Seized N. Korea ship accused of violating US sanctions could be auctioned, used in Navy SEAL training

The ship was seized for carrying banned exports of coal, prosecutors said.

The North Korean bulk cargo carrier formally seized by the United States this week could become an auction item or a training boat for Navy SEALS.

The Wise Honest, North Korea’s second-largest cargo vessel, is on its way to American Samoa after federal prosecutors said Thursday that the ship was seized because it carried banned exports of North Korean coal.

“Today’s civil action is the first-ever seizure of a North Korean cargo vessel for violating international sanctions,” U.S. attorney Geoffrey S. Berman said in a statement from the Justice Department.

“Our Office uncovered North Korea’s scheme to export tons of high-grade coal to foreign buyers by concealing the origin of their ship, the Wise Honest," the statement continued. "This scheme not only allowed North Korea to evade sanctions, but the Wise Honest was also used to import heavy machinery to North Korea, helping expand North Korea’s capabilities and continuing the cycle of sanctions evasion. With this seizure, we have significantly disrupted that cycle. We are willing and able to deploy the full array of law enforcement tools to detect, deter, and prosecute North Korea’s deceptive attempts to evade sanctions.”

The seizure begs the question: what does the US do with the 17,000 ton ship?

As evidence of a criminal scheme to evade international sanctions, the ship is now an asset subject to forfeiture proceedings, federal prosecutors said.

“Following the approval of the forfeiture by Court, the Attorney General may direct the disposal of the property by sale or any other commercially feasible means,” said Nicholas Biase, spokesman for the U.S. Attorney’s office for the Southern District of New York.

Assets seized by the feds are often put up for sale at auction. If that’s what happens in this case, then the Wise Honest could be purchased and put back into service as a commercial ship.

“Frankly, members of the American public could have an opportunity to buy it,” said Sharon Levin, a former federal prosecutor now in private practice at WilmerHale in New York. “Someone could buy it and turn it into a party boat or cruise ship and the money could ultimately go toward victims of terrorism.”

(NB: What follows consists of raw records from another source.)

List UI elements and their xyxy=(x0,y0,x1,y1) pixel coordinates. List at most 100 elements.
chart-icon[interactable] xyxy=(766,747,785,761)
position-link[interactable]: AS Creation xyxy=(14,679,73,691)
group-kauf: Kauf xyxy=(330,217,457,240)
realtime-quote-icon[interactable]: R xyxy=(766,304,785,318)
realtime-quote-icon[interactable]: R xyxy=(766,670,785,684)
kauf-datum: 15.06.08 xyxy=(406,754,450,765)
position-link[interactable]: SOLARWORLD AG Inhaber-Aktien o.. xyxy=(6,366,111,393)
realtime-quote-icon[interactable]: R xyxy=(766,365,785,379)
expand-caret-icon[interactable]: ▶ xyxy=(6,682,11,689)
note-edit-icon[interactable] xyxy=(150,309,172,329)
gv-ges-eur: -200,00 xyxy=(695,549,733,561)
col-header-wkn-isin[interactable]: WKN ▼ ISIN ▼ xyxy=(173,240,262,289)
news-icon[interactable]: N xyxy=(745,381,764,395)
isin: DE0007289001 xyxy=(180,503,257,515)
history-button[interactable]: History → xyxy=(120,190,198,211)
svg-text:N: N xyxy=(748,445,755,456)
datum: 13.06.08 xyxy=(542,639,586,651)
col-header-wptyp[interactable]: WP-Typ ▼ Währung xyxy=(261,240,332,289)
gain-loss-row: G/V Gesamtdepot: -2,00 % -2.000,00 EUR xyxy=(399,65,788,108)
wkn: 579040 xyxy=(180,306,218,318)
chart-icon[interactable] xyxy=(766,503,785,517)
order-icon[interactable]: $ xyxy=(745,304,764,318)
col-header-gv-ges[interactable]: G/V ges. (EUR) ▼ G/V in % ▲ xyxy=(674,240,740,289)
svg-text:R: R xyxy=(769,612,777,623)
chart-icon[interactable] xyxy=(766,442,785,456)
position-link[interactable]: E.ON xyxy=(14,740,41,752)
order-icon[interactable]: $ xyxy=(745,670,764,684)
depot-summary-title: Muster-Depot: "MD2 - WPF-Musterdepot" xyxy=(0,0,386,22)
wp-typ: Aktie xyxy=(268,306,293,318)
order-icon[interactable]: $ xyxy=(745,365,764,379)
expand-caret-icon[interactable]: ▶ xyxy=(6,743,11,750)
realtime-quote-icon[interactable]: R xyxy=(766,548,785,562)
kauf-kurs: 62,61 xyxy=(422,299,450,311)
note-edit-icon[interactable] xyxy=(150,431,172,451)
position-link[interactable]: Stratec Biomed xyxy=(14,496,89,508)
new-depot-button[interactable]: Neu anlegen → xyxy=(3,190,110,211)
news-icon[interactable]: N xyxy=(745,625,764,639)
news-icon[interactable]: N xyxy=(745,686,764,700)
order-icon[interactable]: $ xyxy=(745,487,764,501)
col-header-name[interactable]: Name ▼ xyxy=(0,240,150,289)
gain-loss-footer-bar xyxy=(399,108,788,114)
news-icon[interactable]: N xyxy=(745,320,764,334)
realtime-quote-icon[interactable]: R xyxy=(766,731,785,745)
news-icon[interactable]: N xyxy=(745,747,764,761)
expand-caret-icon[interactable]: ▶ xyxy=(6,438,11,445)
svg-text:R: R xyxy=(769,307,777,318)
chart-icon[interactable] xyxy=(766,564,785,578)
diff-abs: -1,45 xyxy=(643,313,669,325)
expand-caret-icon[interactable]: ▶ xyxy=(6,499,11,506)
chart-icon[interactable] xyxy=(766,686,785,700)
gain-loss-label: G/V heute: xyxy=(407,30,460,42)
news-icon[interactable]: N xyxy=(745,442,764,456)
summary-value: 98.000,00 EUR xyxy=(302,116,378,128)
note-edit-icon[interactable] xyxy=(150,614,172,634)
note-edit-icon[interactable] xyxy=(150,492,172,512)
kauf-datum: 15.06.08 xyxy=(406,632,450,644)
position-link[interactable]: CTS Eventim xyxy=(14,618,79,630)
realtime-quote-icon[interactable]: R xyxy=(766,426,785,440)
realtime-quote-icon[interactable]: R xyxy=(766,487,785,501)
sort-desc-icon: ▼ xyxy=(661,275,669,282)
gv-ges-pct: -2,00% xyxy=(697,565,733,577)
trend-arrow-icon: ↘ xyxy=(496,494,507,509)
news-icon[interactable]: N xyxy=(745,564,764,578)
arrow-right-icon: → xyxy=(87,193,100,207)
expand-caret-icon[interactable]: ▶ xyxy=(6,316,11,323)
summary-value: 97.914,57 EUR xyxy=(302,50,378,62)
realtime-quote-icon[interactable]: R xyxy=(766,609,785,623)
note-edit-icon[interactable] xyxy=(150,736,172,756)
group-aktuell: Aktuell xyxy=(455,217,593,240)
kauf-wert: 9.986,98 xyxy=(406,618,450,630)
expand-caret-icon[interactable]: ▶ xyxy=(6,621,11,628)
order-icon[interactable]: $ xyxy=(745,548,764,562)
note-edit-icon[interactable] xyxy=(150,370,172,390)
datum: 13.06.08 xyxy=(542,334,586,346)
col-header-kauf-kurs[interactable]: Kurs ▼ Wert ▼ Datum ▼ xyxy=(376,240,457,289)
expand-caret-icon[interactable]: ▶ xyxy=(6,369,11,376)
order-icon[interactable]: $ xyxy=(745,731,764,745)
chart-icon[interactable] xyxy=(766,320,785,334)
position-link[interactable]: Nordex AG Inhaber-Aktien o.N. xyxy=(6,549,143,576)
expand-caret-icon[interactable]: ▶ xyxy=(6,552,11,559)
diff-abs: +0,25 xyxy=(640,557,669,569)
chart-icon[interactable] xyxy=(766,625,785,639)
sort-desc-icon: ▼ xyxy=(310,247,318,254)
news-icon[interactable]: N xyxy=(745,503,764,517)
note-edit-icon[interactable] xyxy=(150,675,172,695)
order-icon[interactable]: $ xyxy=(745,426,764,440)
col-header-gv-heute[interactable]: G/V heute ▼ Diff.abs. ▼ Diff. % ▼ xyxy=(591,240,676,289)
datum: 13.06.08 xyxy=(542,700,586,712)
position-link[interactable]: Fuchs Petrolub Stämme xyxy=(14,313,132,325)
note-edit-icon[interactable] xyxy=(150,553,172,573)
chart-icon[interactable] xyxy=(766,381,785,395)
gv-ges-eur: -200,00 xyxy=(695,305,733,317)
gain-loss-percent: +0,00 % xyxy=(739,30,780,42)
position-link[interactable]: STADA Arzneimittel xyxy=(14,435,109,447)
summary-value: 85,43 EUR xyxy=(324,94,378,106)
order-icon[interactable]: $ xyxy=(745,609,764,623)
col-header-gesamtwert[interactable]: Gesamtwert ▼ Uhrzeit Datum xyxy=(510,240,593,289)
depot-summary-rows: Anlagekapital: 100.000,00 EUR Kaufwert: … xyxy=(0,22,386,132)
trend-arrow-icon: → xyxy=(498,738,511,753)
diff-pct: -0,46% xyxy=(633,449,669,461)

Levin, the former chief of the Money Laundering and Asset Forfeiture Unit of the Southern District of New York, referred back to the sale of another large asset that had been used to help compensate terror victims: a skyscraper in New York City at 650 Fifth Avenue.

The building had allegedly been owned by Iran and was seized in the largest terror-related civil forfeiture in U.S. history. A court-approved plan to sell the building calls for the proceeds to go to victims of Iranian state-sponsored terrorism.

If there is no sale, the vessel could also be sunk or used by the Navy or another branch of the service for training, according to a source familiar with the case who was not authorized to speak publicly about it.